January 22, 2026
Norway's Restrictive Pause Amid Inflation Dilemma
- Norges Bank held the policy rate at 4% as expected, reiterating that cuts are likely later in 2026 but only if disinflation progresses as projected.
- Guidance points to one or two cuts this year, but policymakers stress a restrictive stance until underlying inflation, stuck near 3%, moves closer to the 2% target.
- A March cut looks unlikely; the path and timing of easing hinge on labour market softening, cost pressures, and krone moves ahead of new forecasts in March.
December 18, 2025
Norges Hold at 4%: Steady Course
- The Norges Bank held rates steady at 4% as expected, signalling no urgency for cuts despite modest economic slack, as persistent underlying inflation near 3% and krone depreciation constraints remain material risks.
- The forward rate path of 1–2 cuts in 2026 and a gradual decline to ~3% by 2028 reflects cautious normalisation rather than large-scale easing, with wage growth and exchange rate dynamics conditioning policy sequencing.
- International trade uncertainty and the trajectory of global tariffs present asymmetric risks that justify patience.

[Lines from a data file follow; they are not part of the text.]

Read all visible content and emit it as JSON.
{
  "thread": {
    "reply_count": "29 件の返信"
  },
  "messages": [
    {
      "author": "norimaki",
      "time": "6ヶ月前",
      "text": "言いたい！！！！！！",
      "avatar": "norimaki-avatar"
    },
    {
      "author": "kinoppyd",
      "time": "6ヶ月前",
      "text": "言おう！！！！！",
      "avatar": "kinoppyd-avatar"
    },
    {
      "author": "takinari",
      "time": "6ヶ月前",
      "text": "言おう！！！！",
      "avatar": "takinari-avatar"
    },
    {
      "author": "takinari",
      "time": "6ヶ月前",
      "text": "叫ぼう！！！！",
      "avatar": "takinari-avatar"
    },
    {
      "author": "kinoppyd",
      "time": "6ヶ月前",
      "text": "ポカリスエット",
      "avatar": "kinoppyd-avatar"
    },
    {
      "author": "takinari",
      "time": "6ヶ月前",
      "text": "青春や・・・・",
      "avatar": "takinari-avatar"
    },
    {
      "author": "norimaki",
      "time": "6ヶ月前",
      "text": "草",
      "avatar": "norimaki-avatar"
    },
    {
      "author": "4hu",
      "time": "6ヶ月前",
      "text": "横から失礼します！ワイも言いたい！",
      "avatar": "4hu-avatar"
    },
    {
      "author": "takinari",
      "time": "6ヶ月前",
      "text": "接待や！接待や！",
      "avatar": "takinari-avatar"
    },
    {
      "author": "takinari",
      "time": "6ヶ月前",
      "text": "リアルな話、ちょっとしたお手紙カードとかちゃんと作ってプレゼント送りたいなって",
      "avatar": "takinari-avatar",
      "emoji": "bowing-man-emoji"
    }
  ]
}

Future cuts depend critically on evidence of genuine disinflation and moderation in cost growth ahead.
November 06, 2025
Inflation Persistence Constrains Norges Bank
- The Norges Bank held rates at 4% as expected. Core inflation at 3% constrains further cuts despite emerging economic slack in the coming year.
- Governor Bache stressed the bank is "not in a hurry" to cut rates, projecting one reduction annually through 2028. Cuts depend on disinflation progressing as forecast.
- December's new forecasts will be critical—faster disinflation or sharper labour market weakness could accelerate cuts, while persistent inflation could keep rates higher for longer.
September 18, 2025
Norway's Hawkish Cut Slows Rate Path
- The Norges Bank cut rates 25bp to 4% as expected, but signalled slower easing than June projections, revising the rate path 20-40bp higher across 2026.
- Committee projects one rate cut annually for three years to a terminal rate above 3% by 2028, reflecting stronger growth and persistent inflation pressures.
- The decision balances economic support with anti-inflation credibility amid trade uncertainty and 4.5% wage growth expectations, constraining future cuts.